Потом медсестра дала ему таблетку. Опять он почувствовал прикосновение ее груди к своему плечу и порадовался возможности ощутить это мягкое давление. Даже сквозь застилающий глаза туман Эдди видел, что медсестра злится, и ему показалось, что он сказал: «Она — не прокаженный, пожалуйста, не думайте так, она трясется надо мной, потому что любит меня», — но, вероятно, не произнес ни слова, потому что сердитое лицо медсестры не изменилось.
Потом он смутно помнил, как его везли по коридору и позади, затихая, слышался голос матери: «Что значит, приемные часы? Не говорите мне про приемные часы, это мой сын!»
Затихая. Эдди радовался, что она затихала, радовался, что он затихал. Боль ушла, а вместе с ней и ясность мышления. Он не хотел думать. Он хотел дрейфовать.
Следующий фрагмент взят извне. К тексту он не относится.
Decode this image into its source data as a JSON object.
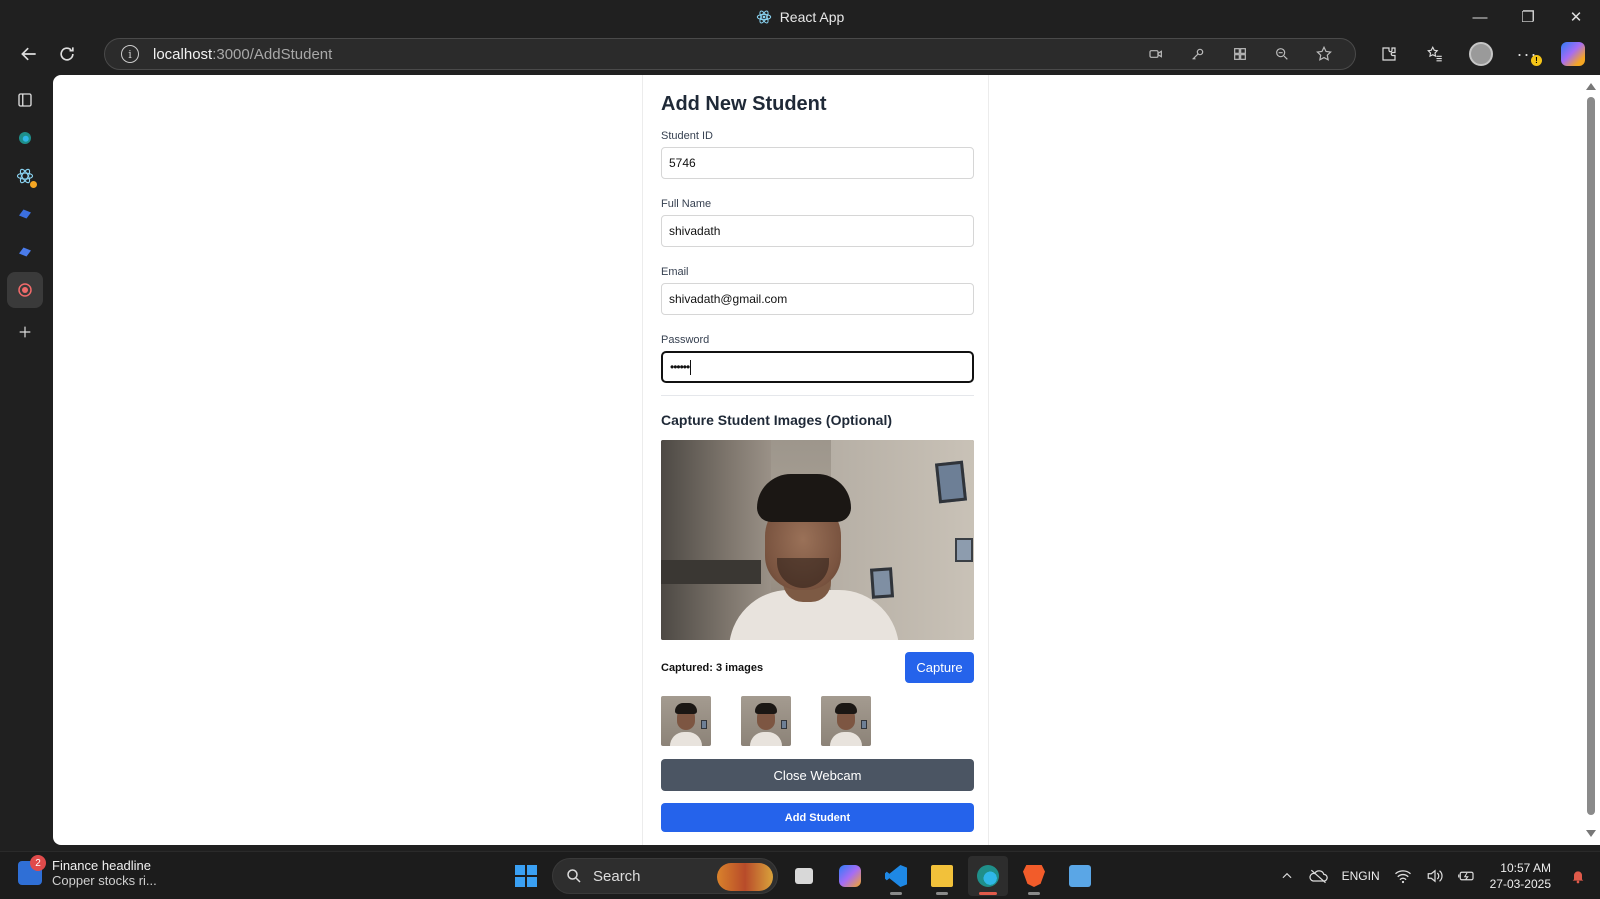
{
  "window": {
    "title": "React App",
    "controls": {
      "minimize": "—",
      "restore": "❐",
      "close": "✕"
    }
  },
  "browser": {
    "url_host": "localhost",
    "url_path": ":3000/AddStudent",
    "icons": [
      "back-icon",
      "refresh-icon",
      "info-icon",
      "camera-icon",
      "key-icon",
      "app-grid-icon",
      "zoom-out-icon",
      "star-icon",
      "extensions-icon",
      "favorites-icon",
      "profile-icon",
      "more-icon",
      "copilot-icon"
    ]
  },
  "sidebar": {
    "items": [
      "tabs-icon",
      "edge-icon",
      "react-icon",
      "tool-icon",
      "tool-icon",
      "record-icon",
      "add-icon"
    ]
  },
  "form": {
    "title": "Add New Student",
    "student_id_label": "Student ID",
    "student_id_value": "5746",
    "full_name_label": "Full Name",
    "full_name_value": "shivadath",
    "email_label": "Email",
    "email_value": "shivadath@gmail.com",
    "password_label": "Password",
    "password_value": "••••••",
    "capture_heading": "Capture Student Images (Optional)",
    "captured_text": "Captured: 3 images",
    "capture_button": "Capture",
    "close_webcam_button": "Close Webcam",
    "add_student_button": "Add Student",
    "thumbnail_count": 3
  },
  "taskbar": {
    "news_badge": "2",
    "news_title": "Finance headline",
    "news_subtitle": "Copper stocks ri...",
    "search_label": "Search",
    "lang_line1": "ENG",
    "lang_line2": "IN",
    "time": "10:57 AM",
    "date": "27-03-2025"
  },
  "colors": {
    "primary_button": "#2563eb",
    "secondary_button": "#4b5563",
    "taskbar_bg": "#1c1c1c"
  }
}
Чувствовал, что правая рука стала слишком тяжелой. Задался вопросом, наложили ему гипс или нет. Не мог разобраться, в гипсе его рука или нет. Он смутно слышал голоса из радиоприемников, стоящих в палатах, смутно видел других пациентов в больничных халатах, вышагивающих по широким коридорам, и было жарко… так жарко. Когда Эдди вкатили в палату, он увидел солнце, скатывающееся к горизонту злым оранжево-кровавым шаром, и вдруг подумал: «Как большая пуговица на клоунском костюме».